Keeping Mobile Data Safe


Kathryn Lee

CCP | Volunteer
Panelists discuss keeping mobile data safe at the Global mHealth Forum.

Panelists discuss keeping mobile data safe at the Global mHealth Forum.

The Potential of Electronic Health Records

Electronic health records (EHRs) have the potential to improve many aspects of health care delivery in resource-poor settings, from averting dangerous drug interactions to providing additional layers of security; from removing the problems related to illegible handwriting to ensuring that the data collected is complete. But there are many important considerations that must accompany the decision to switch to an EHR system. At the Keeping Mobile Data Safe: Privacy & Security Issues in Global mHealth session during the Global mHealth Forum in Washington, D.C. on November 10th, the panelists did an excellent job at addressing security concerns.

Current State of Privacy Protections

Sonja Myhre, of the Norwegian Institute of Public Health, spoke of the findings from the large international survey that investigated the current state of EHRs in countries around the world. This study found that 90% of countries include some level of privacy and data security protection over their current health registry, while physical protections (such as locked file cabinets) are commonly the only safeguard in place for paper health record systems. Countries that have already implemented electronic registries have a wide range of administrative and technical safeguards in place, but there was little consensus regarding the standards for these security protections. In order to solve this need, the eRegistries Governance Guidance Toolkit was created to serve as a resource to policymakers during the planning stages of the transition to an EHR. The Toolkit provides practical guidance on topics such as Legal Framework and the components that can be included within the registry from a general perspective, and the Institute offers to coordinate with organizations and governments to customize the guidelines to a specific country. For more information, please visit

Measuring Identity: Biometrics

So what type of safeguard can we put into place in order to keep each patient’s health data confidential? Toby Norman, CEO of SimPrints, discussed the potential for biometric solutions to this very question. Using a biometric, such as a fingerprint, can restrict which health practitioners have access to confidential patient data, and when.
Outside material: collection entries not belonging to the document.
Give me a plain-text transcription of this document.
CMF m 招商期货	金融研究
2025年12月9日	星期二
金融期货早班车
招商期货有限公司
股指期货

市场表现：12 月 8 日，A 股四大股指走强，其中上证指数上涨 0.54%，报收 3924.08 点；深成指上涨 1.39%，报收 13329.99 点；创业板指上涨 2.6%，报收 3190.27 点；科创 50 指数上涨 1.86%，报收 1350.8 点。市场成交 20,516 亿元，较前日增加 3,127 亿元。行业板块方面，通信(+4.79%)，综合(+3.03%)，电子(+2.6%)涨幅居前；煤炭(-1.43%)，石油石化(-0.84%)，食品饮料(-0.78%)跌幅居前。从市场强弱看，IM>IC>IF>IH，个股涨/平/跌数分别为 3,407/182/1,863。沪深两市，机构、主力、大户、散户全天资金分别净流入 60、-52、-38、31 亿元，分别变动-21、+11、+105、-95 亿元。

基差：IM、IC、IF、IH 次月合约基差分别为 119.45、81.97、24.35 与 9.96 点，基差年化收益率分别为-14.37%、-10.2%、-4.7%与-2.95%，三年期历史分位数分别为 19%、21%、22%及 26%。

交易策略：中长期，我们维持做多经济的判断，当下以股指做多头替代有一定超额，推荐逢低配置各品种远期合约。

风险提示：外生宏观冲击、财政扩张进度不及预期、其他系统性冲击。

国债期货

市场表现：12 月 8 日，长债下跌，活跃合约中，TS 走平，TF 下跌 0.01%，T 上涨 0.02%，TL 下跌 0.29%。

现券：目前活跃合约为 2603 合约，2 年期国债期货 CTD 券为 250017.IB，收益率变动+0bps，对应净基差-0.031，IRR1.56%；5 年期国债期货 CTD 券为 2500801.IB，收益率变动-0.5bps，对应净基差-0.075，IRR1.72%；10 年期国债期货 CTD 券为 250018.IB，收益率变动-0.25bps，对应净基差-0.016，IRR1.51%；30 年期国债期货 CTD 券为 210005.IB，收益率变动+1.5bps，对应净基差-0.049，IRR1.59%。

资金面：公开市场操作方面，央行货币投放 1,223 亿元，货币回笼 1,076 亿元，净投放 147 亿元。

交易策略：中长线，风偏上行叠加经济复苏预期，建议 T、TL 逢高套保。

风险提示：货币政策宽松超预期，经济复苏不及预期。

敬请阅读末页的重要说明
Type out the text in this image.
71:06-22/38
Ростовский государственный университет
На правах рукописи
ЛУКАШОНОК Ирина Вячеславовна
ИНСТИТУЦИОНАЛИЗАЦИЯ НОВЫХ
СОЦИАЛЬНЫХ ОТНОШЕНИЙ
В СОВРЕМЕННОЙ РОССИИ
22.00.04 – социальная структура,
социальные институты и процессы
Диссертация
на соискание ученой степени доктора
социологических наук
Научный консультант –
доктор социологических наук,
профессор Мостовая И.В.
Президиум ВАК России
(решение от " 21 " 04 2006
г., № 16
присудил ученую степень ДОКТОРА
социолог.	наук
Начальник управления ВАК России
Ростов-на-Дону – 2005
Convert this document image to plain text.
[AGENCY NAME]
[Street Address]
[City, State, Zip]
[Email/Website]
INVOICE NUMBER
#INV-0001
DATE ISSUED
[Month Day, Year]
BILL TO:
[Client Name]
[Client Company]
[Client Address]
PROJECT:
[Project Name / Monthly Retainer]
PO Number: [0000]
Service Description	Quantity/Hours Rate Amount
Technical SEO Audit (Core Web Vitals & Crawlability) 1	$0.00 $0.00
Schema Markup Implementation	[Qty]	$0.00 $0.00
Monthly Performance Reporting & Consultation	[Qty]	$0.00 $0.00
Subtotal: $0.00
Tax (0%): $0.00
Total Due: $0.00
Biometric safeguards have the potential to impact a great range of issues within the health system, from security and fraud, to ensuring patient adherence and verifying patient identity. “Nearly all biometric technology on the market today is designed for the western market,” Mr. Norman asserted. Currently available devices are not rugged, not extremely mobile, and often inaccessible to users in resource-poor settings because of high costs or other barriers. SimPrints has set out to build a software for global health settings. This innovative company is pursuing appropriate technologies from many biometrics, from fingerprints to facial recognition to footprint recognition to iris scanning.

Unique Identifiers Able to Safeguard Confidentiality

Michael Frost, Senior Advisor at the Norwegian Institute of Public Health, discussed the importance of having a unique identifier for each patient, especially in conflict settings, where it is exceedingly unlikely that all members of a population have access to their health records or government-issued identification information. But how should this information be protected? “Most countries are still grappling with that question,” Frost admitted. But important first steps are separating the data into distinct databases, so that the biometric and the patient data are stored in the same place, and setting protocol and patient expectations such as the types of contact a patient can expect from the EHR, to safeguard against phishing attacks. Dr. Frost recommended that the community be allowed to determine which to prioritize, and what the proper balance is between privacy and access to one’s own health data.

Must We Sacrifice Access for Confidentiality?

All three panelists agreed that the right electronic health registry can provide excellent access to health data without compromising the confidentiality that each patient deserves. Incorporating the unique identifier into an EHR is straightforward, confirmed Dr. Frost. “It’s a totally solvable problem.”